Let $A$ be a ring, $I \subset A$ a prime ideal and $\Phi : A \rightarrow A[x]$ the canonical inclusion homomorphism. Is $I[x]= \{ \sum_{k=0}^n a_k x^k : n\in \Bbb{N}, (a_k)_{k=0}^n \in I^n \}$ also prime in $A[x]$ ?
I am wondering this in order to apply it on other proof. I have search on my algebra books and notes and it does not appear theory about it. I have tried some ways to prove it, thinking about properties like $A/I$ being a integral domain since $I$ is prime, the relation between prime ideals and nilpotent elements among other things.
Any possible help or reference to already existing theory would be appreciated.
I assume, from your comment about integral domains, that you are considering commutative rings.
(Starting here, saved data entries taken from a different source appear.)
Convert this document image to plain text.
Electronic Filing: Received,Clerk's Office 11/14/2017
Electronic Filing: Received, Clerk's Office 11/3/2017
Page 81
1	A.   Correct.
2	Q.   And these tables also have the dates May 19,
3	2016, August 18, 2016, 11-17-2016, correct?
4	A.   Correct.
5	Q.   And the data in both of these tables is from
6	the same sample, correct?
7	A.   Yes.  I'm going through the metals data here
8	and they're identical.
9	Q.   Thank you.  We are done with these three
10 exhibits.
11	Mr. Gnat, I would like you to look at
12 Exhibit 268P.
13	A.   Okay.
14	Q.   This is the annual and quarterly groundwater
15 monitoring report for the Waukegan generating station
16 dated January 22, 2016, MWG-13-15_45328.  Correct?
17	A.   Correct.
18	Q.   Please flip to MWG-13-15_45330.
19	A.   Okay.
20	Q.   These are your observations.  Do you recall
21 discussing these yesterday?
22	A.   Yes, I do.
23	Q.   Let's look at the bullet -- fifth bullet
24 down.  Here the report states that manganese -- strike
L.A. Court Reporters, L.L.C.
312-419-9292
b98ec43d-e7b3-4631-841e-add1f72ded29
Consider the reduction map $A[x]\to (A/I)[x]$ given by $$\sum_{i=0}^n a_ix^i \longmapsto \sum_{i=0}^n(a_i+I)x^i.$$ This is a morphism, induced by the canonical projection $A\mapsto A/I$ and mapping $x$ to $x$, using the universal property of the polynomial ring.
The kernel is precisely $I[x]$. So by the Isomorphism Theorems, $A[x]/I[x]\cong (A/I)[x]$.
If $A$ is commutative with unity and $I$ is prime, then $A/I$ is an integral domain, hence $(A/I)[x]$ is an integral domain, proving that $I[x]$ is a prime ideal of $A[x]$.